239. Sliding Window Maximum
题目:
Given an array nums, there is a sliding window of size k which is moving from the very left of the array to the very right. You can only see the k numbers in the window. Each time the sliding window moves right by one position.
For example,
Given nums = [1,3,-1,-3,5,3,6,7]
, and k = 3.
Window position Max
--------------- -----
[1 3 -1] -3 5 3 6 7 3
1 [3 -1 -3] 5 3 6 7 3
1 3 [-1 -3 5] 3 6 7 5
1 3 -1 [-3 5 3] 6 7 5
1 3 -1 -3 [5 3 6] 7 6
1 3 -1 -3 5 [3 6 7] 7
Therefore, return the max sliding window as [3,3,5,5,6,7]
.
Note:
You may assume k is always valid, ie: 1 ≤ k ≤ input array's size for non-empty array.
Follow up:
Could you solve it in linear time?
Hint:
- How about using a data structure such as deque (double-ended queue)?
- The queue size need not be the same as the window’s size.
- Remove redundant elements and the queue should store only elements that need to be considered.
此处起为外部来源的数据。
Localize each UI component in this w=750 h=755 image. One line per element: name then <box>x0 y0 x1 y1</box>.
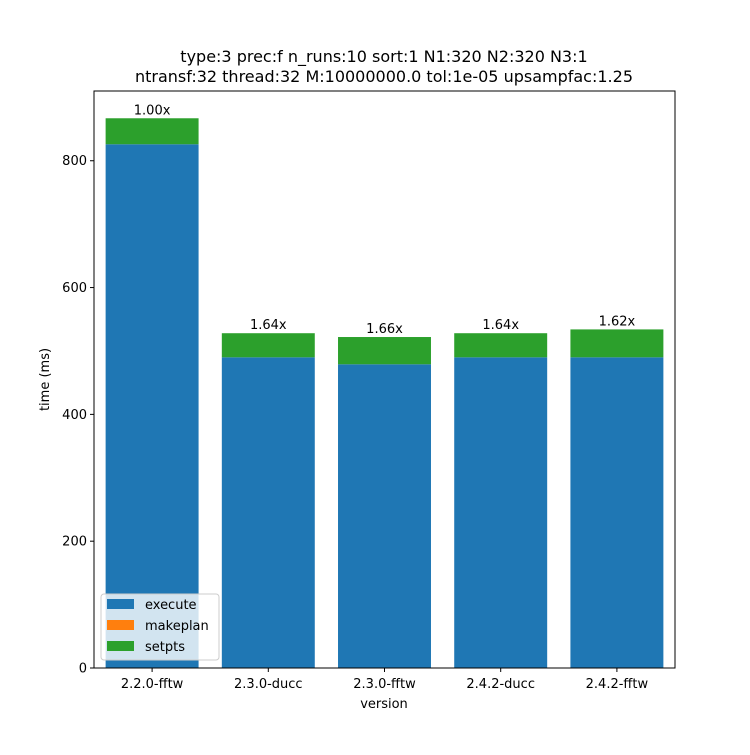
legend-label-makeplan: makeplan <box>145 619 209 634</box>
bar-setpts <box>454 333 548 358</box>
legend-label-execute: execute <box>145 598 197 613</box>
bar-execute <box>105 144 199 668</box>
bar-label: 1.00x <box>134 103 171 118</box>
bar-execute <box>221 357 315 668</box>
chart-title-line-2: ntransf:32 thread:32 M:10000000.0 tol:1e… <box>135 67 633 86</box>
y-tick-label: 400 <box>62 408 87 423</box>
x-axis-label: version <box>360 697 408 712</box>
bar-setpts <box>221 333 315 358</box>
bar-setpts <box>570 329 664 358</box>
chart-title-line-1: type:3 prec:f n_runs:10 sort:1 N1:320 N2… <box>180 47 587 67</box>
y-tick-label: 0 <box>79 662 87 677</box>
y-axis: 0 200 400 600 800 <box>62 154 94 677</box>
plot-area: 1.00x 1.64x 1.66x 1.64x 1.62x <box>105 103 664 668</box>
bar-label: 1.64x <box>482 318 519 333</box>
x-tick-label: 2.4.2-ducc <box>466 677 535 692</box>
bar-execute <box>570 357 664 668</box>
bar-execute <box>338 364 431 668</box>
y-tick-label: 800 <box>62 154 87 169</box>
bar-setpts <box>338 337 431 365</box>
legend-label-setpts: setpts <box>145 640 185 655</box>
legend: execute makeplan setpts <box>100 593 220 661</box>
y-axis-label: time (ms) <box>38 348 53 411</box>
x-axis: 2.2.0-fftw 2.3.0-ducc 2.3.0-fftw 2.4.2-ducc… <box>121 668 649 692</box>
bar-label: 1.64x <box>250 318 287 333</box>
legend-swatch-setpts <box>107 641 134 651</box>
x-tick-label: 2.3.0-ducc <box>234 677 303 692</box>
bar-execute <box>454 357 548 668</box>
legend-swatch-execute <box>107 599 134 609</box>
x-tick-label: 2.2.0-fftw <box>121 677 184 692</box>
x-tick-label: 2.4.2-fftw <box>586 677 649 692</box>
bar-label: 1.66x <box>366 322 403 337</box>
bar-label: 1.62x <box>599 314 636 329</box>
y-tick-label: 200 <box>62 535 87 550</box>
y-tick-label: 600 <box>62 281 87 296</box>
legend-swatch-makeplan <box>107 620 134 630</box>
x-tick-label: 2.3.0-fftw <box>353 677 416 692</box>
bar-setpts <box>105 118 199 145</box>
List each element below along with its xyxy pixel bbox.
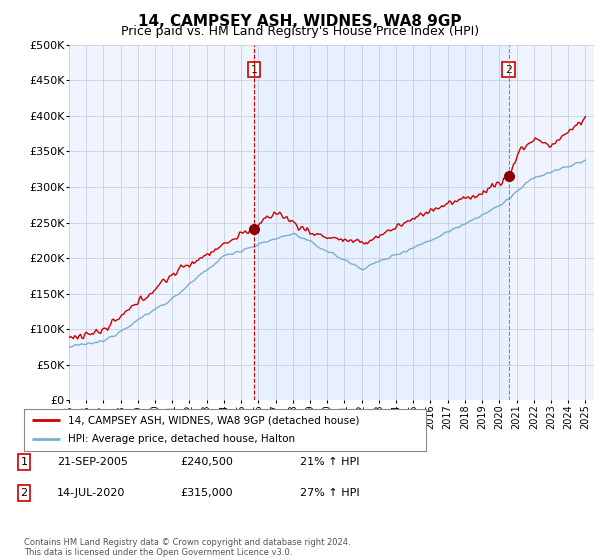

链接: http://leetcode.com/problems/sliding-window-maximum/
题解:
长题目思密达。题目大意是给定一个数组和一个长为k的window,求这个window在从头到尾滑动时,每个window里的最大值组成的集合。考虑了很久,最后求助了Discuss。原理使用一个Deque,或者用doubly linkedlist也可以。我们队这个数组维护一个递减的双端队列,队列的内容为坐标index。每次移动时,移除小于当前队首坐标的元素,同时比较当前元素与队尾元素的大小,假如队尾元素较小,移除队尾元素,继续比较当前元素和队尾。比较完毕后把当前元素加入到队列中, 最后判断是否窗口已满,要输出到结果集中。
Time Complexity - O(n), Space Complexity - O(n)。
public class Solution {
public int[] maxSlidingWindow(int[] nums, int k) {
if(nums == null || nums.length == 0)
return new int[]{};
int len = nums.length;
int[] res = new int[len - k + 1];
Deque<Integer> dq = new LinkedList<>(); for(int i = 0; i < len; i++) {
while(!dq.isEmpty() && dq.peekFirst() < i - (k - 1)) // maintain a window of length k
dq.pollFirst(); while(!dq.isEmpty() && nums[dq.peekLast()] < nums[i]) // compare last elements with nums[i]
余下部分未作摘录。